I don't name mine. I decided ahead of time that I'd grab the first nine to molt to L2 and put each into a numbered cup in sequential order, #1 being the first to molt and so on. I definitely love them and am sad when one dies, and I do my best to give them a good home. But I don't know if I can properly call them pets since I set the vast majority of nymphs free in my back yard long ago, and will probably do the same with most of my remaining ten (two of the original nine died, girlfriend gave me three of hers) once they become adults. I'll definitely be keeping a couple as pets, though. And I completely agree that they develop individual personalities.


----------



## ismart (Aug 25, 2009)

I don't name any of mine. There are just far to many to name. I don't really consider mine as pets. There life span is just to short for me to get attached to them like a cat or a dog. I may not think of them as pets, but i treat them as pets. So wait, does that make them pets? I'm so confused!  :lol:


----------



## hibiscusmile (Aug 25, 2009)

I just put up the L girls into bigger containers with a resting ledge to fatten up for breeding, todays girls all get the L work! Lets see who we have here..... theres Lois, Lulu, Lyn, Lola, Lila, Lucy, Liddy, Laruen, Laura, Lacy, and Lori! All orchid ladies!


----------



## ismart (Aug 25, 2009)

hibiscusmile said:


> I just put up the L girls into bigger containers with a resting ledge to fatten up for breeding, todays girls all get the L work! Lets see who we have here..... theres Lois, Lulu, Lyn, Lola, Lila, Lucy, Liddy, Laruen, Laura, Lacy, and Lori! All orchid ladies!

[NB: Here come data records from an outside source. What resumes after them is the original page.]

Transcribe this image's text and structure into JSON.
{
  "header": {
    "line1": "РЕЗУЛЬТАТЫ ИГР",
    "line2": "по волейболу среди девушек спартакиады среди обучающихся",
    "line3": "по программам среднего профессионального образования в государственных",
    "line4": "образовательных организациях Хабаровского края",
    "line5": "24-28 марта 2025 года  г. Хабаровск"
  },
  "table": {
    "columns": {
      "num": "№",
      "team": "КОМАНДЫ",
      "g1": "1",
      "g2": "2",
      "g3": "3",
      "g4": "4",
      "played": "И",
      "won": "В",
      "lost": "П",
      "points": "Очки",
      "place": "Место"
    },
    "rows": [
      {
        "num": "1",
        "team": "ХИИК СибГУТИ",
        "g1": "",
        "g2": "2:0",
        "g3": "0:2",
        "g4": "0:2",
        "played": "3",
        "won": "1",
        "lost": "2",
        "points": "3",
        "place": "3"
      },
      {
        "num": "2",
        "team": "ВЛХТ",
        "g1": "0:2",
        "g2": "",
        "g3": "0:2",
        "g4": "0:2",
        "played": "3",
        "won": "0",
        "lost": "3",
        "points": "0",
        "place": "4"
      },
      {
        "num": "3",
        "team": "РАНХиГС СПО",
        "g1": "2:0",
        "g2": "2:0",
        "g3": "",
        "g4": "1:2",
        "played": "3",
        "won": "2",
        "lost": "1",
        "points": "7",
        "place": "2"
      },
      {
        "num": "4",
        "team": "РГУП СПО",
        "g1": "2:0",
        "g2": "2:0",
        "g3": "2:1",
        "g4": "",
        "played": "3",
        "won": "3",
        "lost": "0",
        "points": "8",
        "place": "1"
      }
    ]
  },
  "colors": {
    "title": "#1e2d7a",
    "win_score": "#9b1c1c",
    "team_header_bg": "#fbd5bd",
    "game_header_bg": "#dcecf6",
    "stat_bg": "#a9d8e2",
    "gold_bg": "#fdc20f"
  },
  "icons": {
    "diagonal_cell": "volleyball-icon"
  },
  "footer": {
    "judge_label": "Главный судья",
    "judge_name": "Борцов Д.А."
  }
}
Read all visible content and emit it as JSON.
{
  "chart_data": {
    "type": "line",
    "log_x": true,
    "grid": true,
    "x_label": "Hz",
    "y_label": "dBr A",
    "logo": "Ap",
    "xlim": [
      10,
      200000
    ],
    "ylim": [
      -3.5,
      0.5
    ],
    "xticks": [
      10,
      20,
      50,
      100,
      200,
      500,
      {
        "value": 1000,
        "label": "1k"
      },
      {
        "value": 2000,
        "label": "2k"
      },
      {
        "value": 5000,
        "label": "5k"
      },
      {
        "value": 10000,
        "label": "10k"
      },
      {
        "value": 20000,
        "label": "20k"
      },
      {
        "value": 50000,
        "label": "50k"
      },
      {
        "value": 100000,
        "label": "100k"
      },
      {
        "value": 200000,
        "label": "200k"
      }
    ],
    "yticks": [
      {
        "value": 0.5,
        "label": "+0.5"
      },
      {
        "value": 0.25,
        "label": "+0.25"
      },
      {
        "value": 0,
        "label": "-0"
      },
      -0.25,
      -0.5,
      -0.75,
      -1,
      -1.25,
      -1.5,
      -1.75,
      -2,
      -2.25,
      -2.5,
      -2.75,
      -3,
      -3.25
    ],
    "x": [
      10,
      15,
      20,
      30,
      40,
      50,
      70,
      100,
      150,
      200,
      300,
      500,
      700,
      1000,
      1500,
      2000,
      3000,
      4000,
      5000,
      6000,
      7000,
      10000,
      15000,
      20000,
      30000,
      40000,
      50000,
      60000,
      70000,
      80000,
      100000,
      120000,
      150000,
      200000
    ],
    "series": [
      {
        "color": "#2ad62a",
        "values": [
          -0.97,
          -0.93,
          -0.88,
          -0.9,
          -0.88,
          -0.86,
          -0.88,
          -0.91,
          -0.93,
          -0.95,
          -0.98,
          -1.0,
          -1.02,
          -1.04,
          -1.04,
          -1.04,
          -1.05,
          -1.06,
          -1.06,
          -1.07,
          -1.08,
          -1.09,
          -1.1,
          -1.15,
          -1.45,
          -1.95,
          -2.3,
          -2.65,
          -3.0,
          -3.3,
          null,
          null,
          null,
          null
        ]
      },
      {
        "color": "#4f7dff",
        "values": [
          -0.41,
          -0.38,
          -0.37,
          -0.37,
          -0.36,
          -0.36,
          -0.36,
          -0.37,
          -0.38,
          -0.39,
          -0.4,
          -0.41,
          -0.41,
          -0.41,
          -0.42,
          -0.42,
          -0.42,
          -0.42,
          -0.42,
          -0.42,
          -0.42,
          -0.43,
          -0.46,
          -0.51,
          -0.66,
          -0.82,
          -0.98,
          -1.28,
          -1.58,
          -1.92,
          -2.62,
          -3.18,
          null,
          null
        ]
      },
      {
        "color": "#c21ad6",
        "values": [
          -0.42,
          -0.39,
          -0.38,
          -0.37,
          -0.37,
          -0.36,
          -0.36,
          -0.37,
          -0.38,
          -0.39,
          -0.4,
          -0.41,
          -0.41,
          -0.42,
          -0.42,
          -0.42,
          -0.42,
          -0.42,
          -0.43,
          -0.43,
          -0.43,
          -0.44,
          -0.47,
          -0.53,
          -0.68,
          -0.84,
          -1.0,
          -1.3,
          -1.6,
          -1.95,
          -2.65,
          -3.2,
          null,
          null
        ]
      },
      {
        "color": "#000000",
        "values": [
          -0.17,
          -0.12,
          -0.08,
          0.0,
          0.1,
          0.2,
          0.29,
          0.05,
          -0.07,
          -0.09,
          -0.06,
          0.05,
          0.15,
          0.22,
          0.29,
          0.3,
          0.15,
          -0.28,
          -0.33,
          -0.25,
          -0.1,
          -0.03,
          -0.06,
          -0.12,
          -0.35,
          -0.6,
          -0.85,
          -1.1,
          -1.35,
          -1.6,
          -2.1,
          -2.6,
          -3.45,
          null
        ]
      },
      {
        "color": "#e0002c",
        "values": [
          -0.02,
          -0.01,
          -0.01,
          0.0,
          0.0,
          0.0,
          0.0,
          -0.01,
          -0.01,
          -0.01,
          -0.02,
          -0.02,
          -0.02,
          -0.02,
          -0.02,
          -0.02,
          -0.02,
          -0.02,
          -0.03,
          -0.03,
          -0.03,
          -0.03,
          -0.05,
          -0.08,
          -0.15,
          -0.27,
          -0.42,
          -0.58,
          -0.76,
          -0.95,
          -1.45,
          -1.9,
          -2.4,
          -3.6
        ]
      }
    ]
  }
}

I'm very impressed! B) Out of the trillions of mantids you probally own you still mange to find the time to name them.


----------



## charleyandbecky (Aug 25, 2009)

I'm just drooling at all those shelves full of orchids. I can't wait till I can order my orchie.

Rebecca

...and not only do we name our mantids, the kids even write songs about them


----------



## hibiscusmile (Aug 25, 2009)

oh! post a song. and of course they have to have names if they stay here, they insist! :wub:


----------